Minggu, 03 November 2013

Metode prototyping

Pada kesempatan kali ini, saya akan membahas mengenai metode prototyping mulai dari tahapan-tahapan sampai kelebihan dan kelemahan metode ini.
            Metode prototyping adalah proses pembuatan perangkat lunak yang sederhana. Dimana selama proses pembuatannya melibatkan user. Adanya interaksi antara user dengan pengembang selama pembuatan perangkat lunak dapat membantu pengembang dalam mendeskripsikan perangkat lunak yang dibutuhkan. Interaksi ini mendeskripsikan tujuan dari penggunaan perangkat lunak tersebut.
Metode prototyping ini memiliki tahapan-tahapan agar perangkat lunak dapat digunakan oleh user. Pertama-tama, user datang ke pengembang perangkat lunak dan mendeskripsikan perangkat lunak yang diinginkan, serta mengidentifikasi kebutuhan-kebutuhan yang dibutuhkan secara terperinci. Setelah perangkat lunak dideskripsikan maka pengembang perangkat lunak akan mulai memikirkan rancangan-rancangan yang akan dibuat. Rancangan itu berupa metode input dan metode outputnya, serta komponen-komponen yang lain.
            Evaluasi dilakukan oleh user setelah rancangan perangkat lunak sudah selesai. Dalam hal ini rancangan tersebut masih berupa sketsa. Jika user merasa perangkat lunak tersebut tidak sesuai dengan keinginannya, maka rancangan tersebut akan diulang dari awal. Jika rancangan tersebut sudah sesuai maka akan dilanjutkan ke tahap berikutnya.
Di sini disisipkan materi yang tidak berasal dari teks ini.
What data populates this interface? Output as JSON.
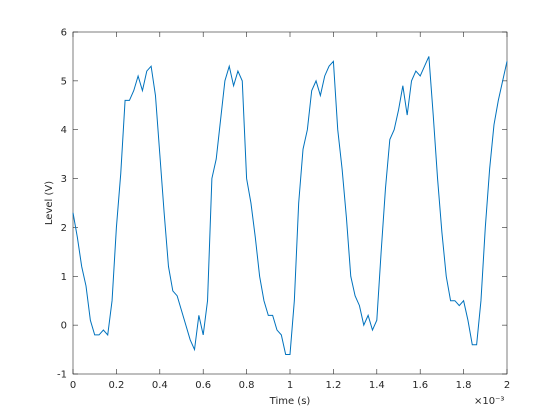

Rancangan  yang sudah dibuat kemudian dilanjutkan oleh pembuat perangkat lunak yang menterjemahkan ke dalam bahasa pemrograman sehingga menjadi perangkat lunak yang bisa digunakan. Perangkat lunak yang sudah selesai diterjemahkan diuji kembali sebelum digunakan. Pengujian dilakukan kembali oleh user untuk mengetahui apakah perangkat lunak tersebut sudah sesuai dengan keinginan. Jika belum sesuai, maka penerjemahan kembali dilakukan. Tetapi, jika sudah sesuai dengan keinginan user maka perangkat lunak siap untuk digunakan.

            Dengan menggunakan metode prototyping ini maka dapat membangun hubungan yang baik karena adanya komunikasi antara user dan pengembang perangkat lunak. User juga dapat berperan aktif dalam proses pembuatan perangkat lunak.  Pengembang juga bisa lebih cermat dalam merancang suatu perangkat lunak yang sesuai dengan kebutuhan user. Dengan begitu user dapat menerapkan dengan lebih mudah. Terkadang perangkat lunak yang sudah selesai dibuat tidak memiliki kualitas yang baik. Karena proses pengerjaan yang dilakukan mengikuti permintaan dari user yang menginginkan hasilnya selesai tepat waktu. Oleh karena itu, penyelesaian perangkat lunak biasanya menggunakan bahasa pemograman yang sederhana sehingga hasilnya menjadi perangkat lunak yang sederhana.